I have two dense (column-major) PSD matrices $\mathbf A$ and $\mathbf B$, $\mathbf A,\mathbf B\in\mathbb R^{n \times n}$ ($n$ is usually $\sim 1000$) and also $\mathbf A_1=\mathbf A+\eta\mathbf I_n$ and $\mathbf B_1=\mathbf B+\eta\mathbf I_n$ (for some $\eta \in \mathbb R^+$) and I want to write a code to compute the entity $\text{Trace}[\mathbf A\mathbf A_1^{-1}\mathbf B\mathbf B_1^{-1}]$. I've read some threads here and since its generally been suggested that computing/storing an inverse directly is better to be avoided as far as we can, I was wondering whether there were some other ways to solve this problem.

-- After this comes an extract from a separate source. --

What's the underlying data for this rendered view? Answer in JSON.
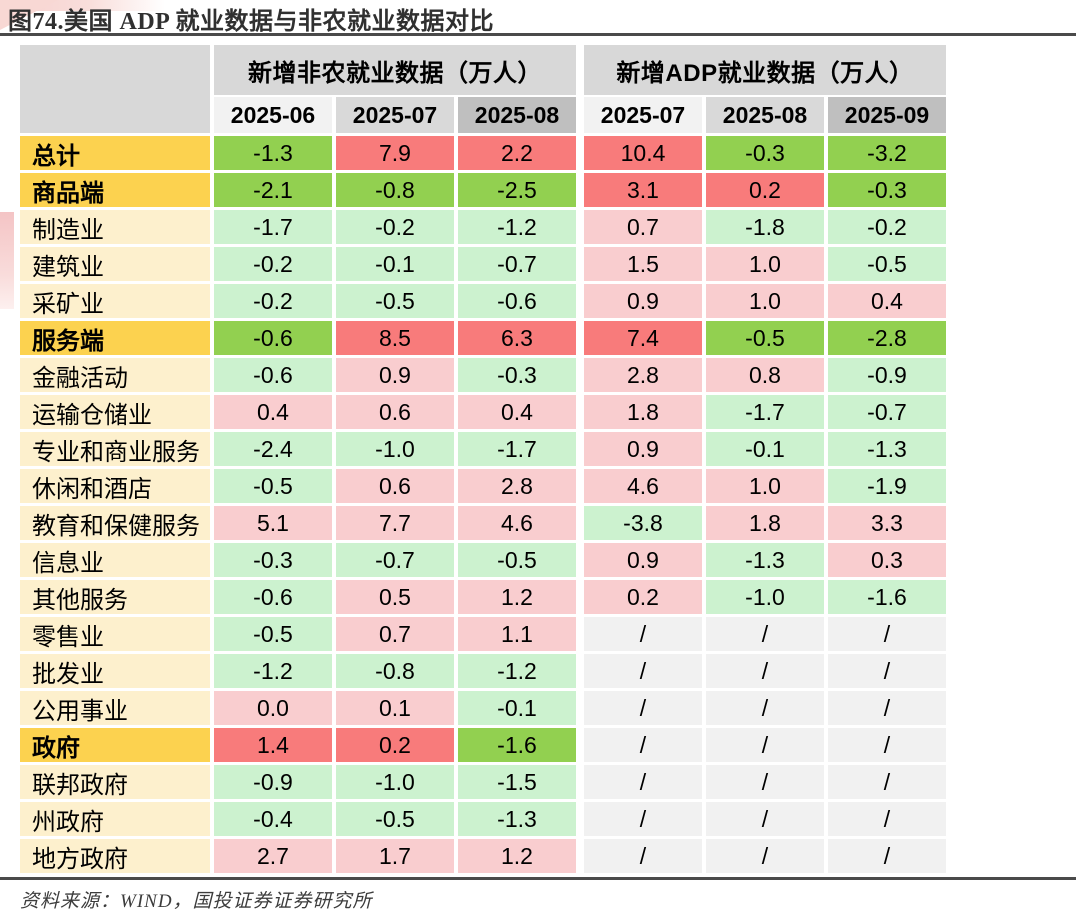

I currently thought of using Cholesky decomposition $\mathbf A_1=\mathbf{LL}^\top$ and solve systems $\mathbf A_1\mathbf x_i=\mathbf{LL}^\top \mathbf x_i=\mathbf e_i$ ($\mathbf e_i$ being the $i^{\text{th}}$ column of $\mathbf I_n$) one by one. On the fly I am using the solution vector $\mathbf x_i$ to compute the matrix-matrix product $\mathbf C=\mathbf A\mathbf A_1^{-1}$ using $\mathbf C_{(j,i)}=\mathbf A_j\cdot \mathbf x_i$, where $\mathbf A_j$ is the $j^{\text{th}}$ row of $\mathbf A$ (or column, since it is symmetric) and then discarding the vector. Similarly I compute $\mathbf D=\mathbf B\mathbf B_1^{-1}$ and finally $\text{Trace}[\mathbf C\mathbf D]$.
My questions are:
- Is this approach numerically more stable than first computing the inverse and multiplying with another matrix?
- Is there a better approach for doing this? I read this paper which seems to give a $\frac{1}{2}n^3$ operation for computing the inverse using similar way. But I am using Eigen3/C++ which provides a mature implementation for LLT solver so I think native code won't improve much over that.
- Is there any linear algebra trick to simplify the operations that I seem to miss here?
Edit: Although I am computing the dot-products in parallel using OpenMP I saw in some benchmarks using my current code that storing the inverse that we obtain via LLT solve and then multiplying using Eigen3 is faster. Also, I tested with Eigen3's native inverse() method which is faster than this approach. If memory is not an issue, is storing the inverse such a bad idea in this case?